Os pesquisadores trabalham para o Instituto de Ecologia dos Pirenéus, ou IPE, uma filial do principal órgão público de pesquisa científica da Espanha, o CSIC. Eles usaram imagens de satélite de alta resolução e visuais obtidos por voos de pesquisa em 2011 para mapear a evolução da massa de gelo, comparando-a com dados obtidos em visitas de campo e modelos 3D das cordilheiras produzidos no verão passado com a ajuda de drones.

Os cientistas descobriram uma perda de até 20 metros (66 pés) de espessura do gelo em partes de algumas das geleiras de derretimento mais rápido. A diminuição dos quatro maiores deles é mais consistente do que o menor entre os mantos de gelo estudados, disseram eles, pois o gelo em muitos casos já recuou para a sombra de cumes esculpidos por séculos de erosão.

Em comparação com outros estudos existentes sobre a perda de gelo no passado, a pesquisa do IPE também descobriu que a taxa anual de perda de massa de gelo não diminuiu desde a década de 1980.

"Podemos argumentar com confiança que as geleiras dos Pirenéus estão em perigo extremo e podem desaparecer ou se tornar manchas de gelo residuais em cerca de duas décadas", escreveram os cientistas.

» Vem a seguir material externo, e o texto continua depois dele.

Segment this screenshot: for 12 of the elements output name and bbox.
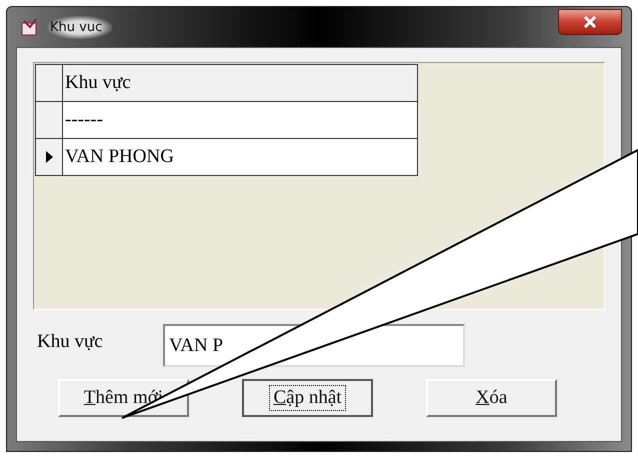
action-button[interactable]: Xóa [426,379,557,417]
action-button[interactable]: Cập nhật [242,379,373,417]
field-label: Khu vực [36,330,104,352]
current-row-icon [44,150,54,164]
close-icon [583,16,597,28]
close-button[interactable] [558,9,622,35]
table-cell: ------ [62,102,418,138]
table-cell: VAN PHONG [62,138,418,176]
row-header[interactable] [36,102,62,138]
window-title: Khu vuc [48,16,112,38]
row-header[interactable] [36,138,62,176]
column-header[interactable]: Khu vực [62,64,418,102]
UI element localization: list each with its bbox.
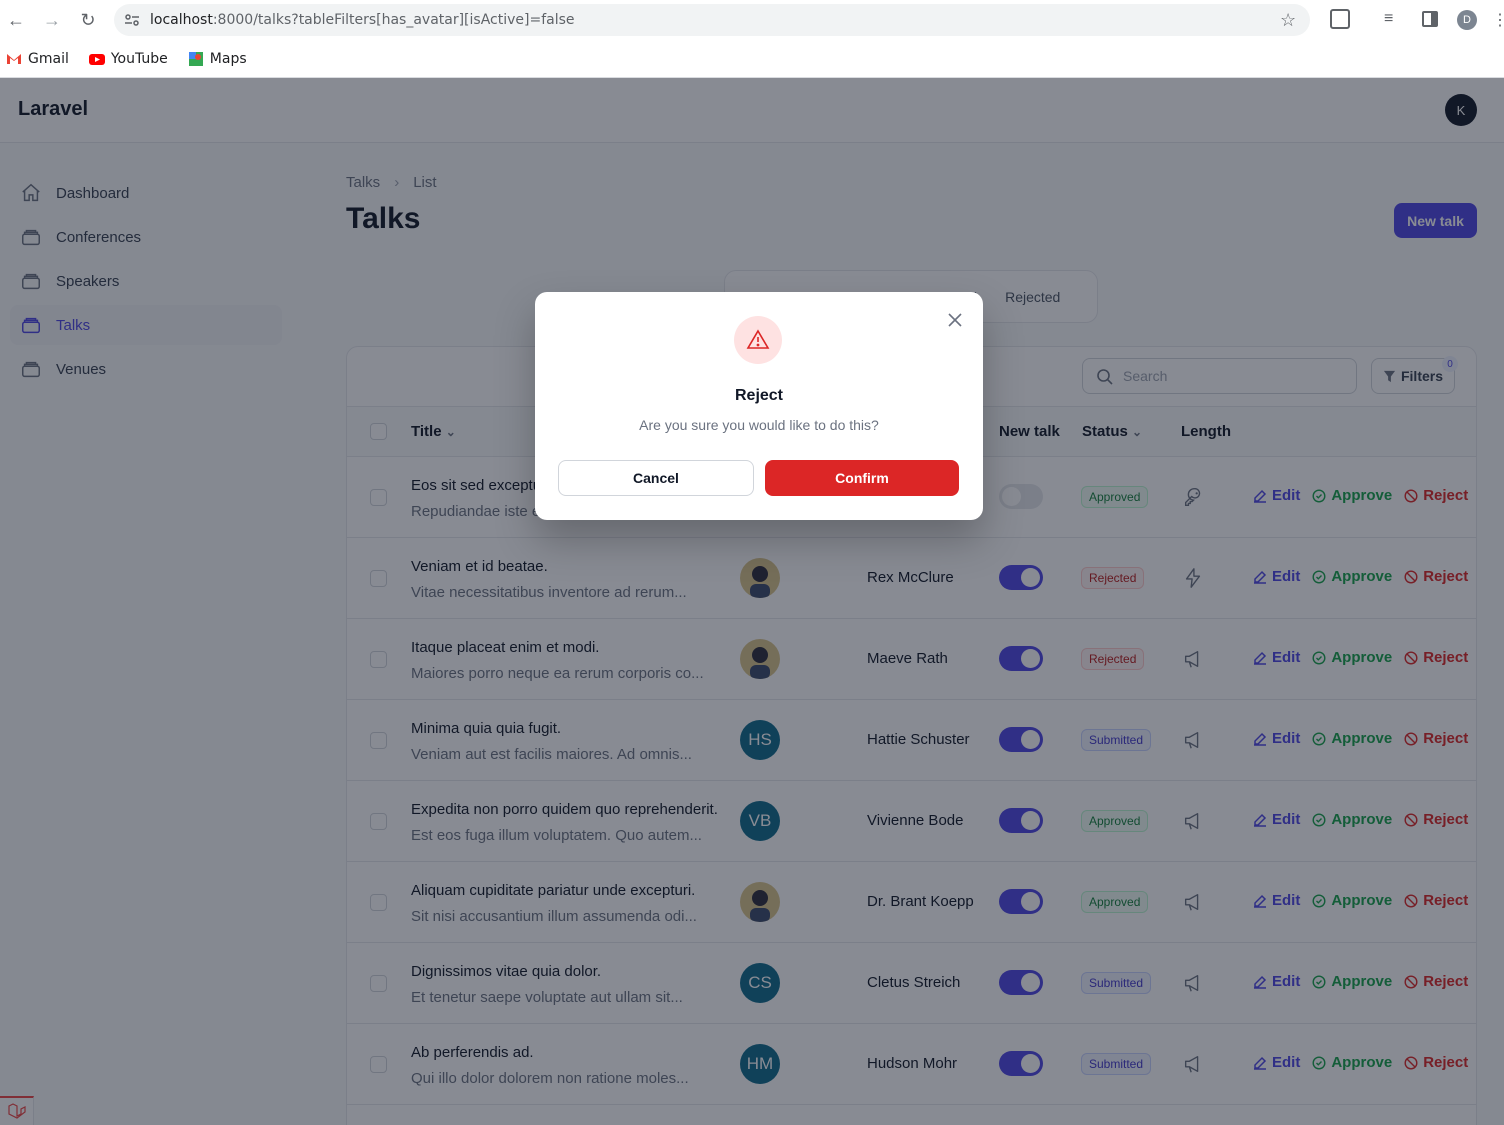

Um recente relatório importante de cientistas para as Nações Unidas chama as mudanças climáticas claramente causadas pelo homem, "inequívocas" e "um fato estabelecido". Ele também diz que as temperaturas em cerca de uma década provavelmente ultrapassarão um nível de aquecimento que os líderes mundiais têm procurado prevenir.

A bacia do Mediterrâneo, compartilhada pelo sul da Europa, Oriente Médio e norte da África, está sendo identificada por especialistas da ONU como um "ponto quente da mudança climática", com probabilidade de sofrer ondas de calor devastadoras, escassez de água e perda de biodiversidade, entre outras consequências.